Обвинитель говорит, что обвиняемой госпоже де Межен не может быть дано веры, так как она состоит к моему клиенту в известных отношениях. По моему мнению, отношение и любовь госпожи де Межен к маркизу де Траверсе не могут служить к опорочиванию ее показаний, тем более, что закон обязывает суд принимать в соображение все доказательства, клонящиеся к оправданию или вообще служащие в пользу подсудимого. Но кроме показаний госпожи де Межен у нас, к огорчению прокурора, еще один важный аргумент, аргумент документальный, свидетель, по счастливому выражению одного судебного оратора, не знающий лжи — это сообщение русских властей, не узнавших в посылаемом им портрете моего клиента — разыскиваемого ими Савина. Правда, в сообщении этом говорится, что в присланной фотография есть некоторое сходство с Савиным, но между сходством и утвердительным признанием личности целая пропасть, а мы не можем предположить, чтобы русские власти, разыскивающие и преследующие Савина, не знали бы его, или не нашли бы лиц, знающих его настолько, чтобы дать положительный ответ.

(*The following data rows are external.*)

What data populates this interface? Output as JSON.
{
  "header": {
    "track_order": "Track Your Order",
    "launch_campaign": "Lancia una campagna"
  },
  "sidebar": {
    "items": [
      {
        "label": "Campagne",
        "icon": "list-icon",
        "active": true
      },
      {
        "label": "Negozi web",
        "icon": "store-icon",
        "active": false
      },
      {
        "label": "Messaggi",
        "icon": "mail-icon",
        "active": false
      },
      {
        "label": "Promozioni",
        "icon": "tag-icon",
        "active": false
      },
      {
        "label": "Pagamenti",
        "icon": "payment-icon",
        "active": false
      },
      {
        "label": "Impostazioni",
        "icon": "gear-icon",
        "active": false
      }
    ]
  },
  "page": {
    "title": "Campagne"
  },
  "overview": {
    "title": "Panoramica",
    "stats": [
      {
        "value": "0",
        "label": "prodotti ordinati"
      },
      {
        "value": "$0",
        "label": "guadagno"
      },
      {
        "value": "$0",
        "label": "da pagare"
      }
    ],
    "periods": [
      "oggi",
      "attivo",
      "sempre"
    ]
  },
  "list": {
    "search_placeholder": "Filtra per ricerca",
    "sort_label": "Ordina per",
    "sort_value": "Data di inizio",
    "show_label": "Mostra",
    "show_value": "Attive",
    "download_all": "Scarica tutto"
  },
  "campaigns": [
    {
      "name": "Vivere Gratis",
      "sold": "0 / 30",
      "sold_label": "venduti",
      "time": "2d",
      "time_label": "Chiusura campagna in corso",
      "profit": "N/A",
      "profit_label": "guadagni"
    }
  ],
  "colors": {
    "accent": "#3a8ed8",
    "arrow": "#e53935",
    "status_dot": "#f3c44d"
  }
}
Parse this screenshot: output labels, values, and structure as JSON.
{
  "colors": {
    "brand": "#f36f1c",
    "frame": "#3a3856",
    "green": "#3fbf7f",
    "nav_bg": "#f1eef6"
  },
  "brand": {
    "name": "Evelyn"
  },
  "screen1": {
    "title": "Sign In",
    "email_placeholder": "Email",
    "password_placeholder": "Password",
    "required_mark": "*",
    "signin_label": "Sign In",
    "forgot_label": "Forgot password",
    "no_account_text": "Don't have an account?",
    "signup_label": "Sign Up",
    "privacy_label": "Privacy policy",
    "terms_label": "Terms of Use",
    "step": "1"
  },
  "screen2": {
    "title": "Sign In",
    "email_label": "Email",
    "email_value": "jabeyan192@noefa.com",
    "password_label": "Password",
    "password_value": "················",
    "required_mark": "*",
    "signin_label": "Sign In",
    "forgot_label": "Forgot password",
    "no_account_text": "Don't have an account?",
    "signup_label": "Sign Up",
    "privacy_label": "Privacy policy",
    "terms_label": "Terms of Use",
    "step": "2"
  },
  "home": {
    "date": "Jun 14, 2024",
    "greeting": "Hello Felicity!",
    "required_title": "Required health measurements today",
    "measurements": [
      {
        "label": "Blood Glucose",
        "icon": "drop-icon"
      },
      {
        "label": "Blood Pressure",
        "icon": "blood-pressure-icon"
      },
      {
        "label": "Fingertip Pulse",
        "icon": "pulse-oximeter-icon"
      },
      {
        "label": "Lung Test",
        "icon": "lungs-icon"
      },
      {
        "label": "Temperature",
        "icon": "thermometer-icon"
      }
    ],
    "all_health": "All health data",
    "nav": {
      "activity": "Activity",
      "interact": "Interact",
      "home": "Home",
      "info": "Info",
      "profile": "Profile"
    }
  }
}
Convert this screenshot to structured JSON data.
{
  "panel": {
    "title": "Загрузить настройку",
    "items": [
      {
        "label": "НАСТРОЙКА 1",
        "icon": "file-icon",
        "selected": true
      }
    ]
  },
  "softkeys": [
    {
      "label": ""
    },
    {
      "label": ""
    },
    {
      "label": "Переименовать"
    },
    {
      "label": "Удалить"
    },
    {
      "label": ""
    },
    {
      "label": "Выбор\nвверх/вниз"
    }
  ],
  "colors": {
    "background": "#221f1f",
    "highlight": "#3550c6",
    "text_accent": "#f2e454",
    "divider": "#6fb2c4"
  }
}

Будь еще господин Савин человек малоизвестный, уехавший давно из России, тогда дело было бы другое, но господин Савин был русским гвардейским офицером, имевшим множество знакомых, друзей и товарищей, могущих его узнать. При этом он покинул пределы своего отечества весьма недавно, так что не мог уже настолько измениться, чтобы его не узнали в посылаемой фотографии. Все это, конечно, доказательства, служащие в пользу обвиняемого и разбивающие все необоснованные и шаткие доводы обвинителя. Повторяю, что суд при обвинении человека может только основываться на положительных фактах, а не на предположениях, а раз таких положительных данных против обвиняемого нет, то суд не может произнести обвинительного приговора, а потому я и прошу суд оправдать моего клиента по этому пункту обвинения. Что же касается до обвинения маркиза де Траверсе в оскорблении полицейского комиссара и сопротивлении властям, то я нахожу, что в данном случае полиция сама вынудила его к этому своими неправильными действиями и грубыми поступками. Обратись к обвиняемому со своими требованиями господин комиссар вежливо, предъяви он ему сразу приказ прокурора, без которого никто не может быть арестован, а главное, не позволь он себе врываться в его спальню и оскорблять ни в чем не повинную и вполне уважаемую женщину, то, конечно, ничего бы не случилось. Но явное нарушение закона и приличий со стороны самого же представителя власти вызвало прискорбный инцидент, служащий ныне предметом судебного разбирательства. Это-то обстоятельство и позволяет мне поднять свой голос в защиту маркиза де Траверсе и если не требовать от суда полнейшего его оправдания по этому пункту обвинения, то ходатайствовать о снисхождении и о назначении ему наказания в низшей мере.
Последним встал Стоккарт.
— Господа судьи! — сказал он. — Не впервые вам приходится разбирать такого рода дела, в которых фигурирует оскорбленная полицейская власть. Наверное, не ускользнуло от вашего опытного судейского взгляда то обстоятельство, что большая часть таких дел была вызываема грубостью и какой-то особою, только одной полицией усвоенной наглостью. Не проявляй полиция в обхождении с людьми этой грубости и наглости, конечно, было бы устранено много скандалов и дел подобных настоящему. Когда же наконец полиция поймет, что такое поведение с ее стороны не только предосудительно, но и противозаконно? Закон для всех один, и кому же он должен быть более известен, как не полиции. Она как блюстительница порядков и применения законов, конечно, обязана первая подчиняться ему. Этот пример уважения закона может только благотворно отразиться на массе и принесет, конечно, несравненно больше пользы, чем все наказания, налагаемые судом, в настоящем деле эта профессиональная наглость полицейских чиновников проявилась во всем ее блеске. Она прямо возмутительна.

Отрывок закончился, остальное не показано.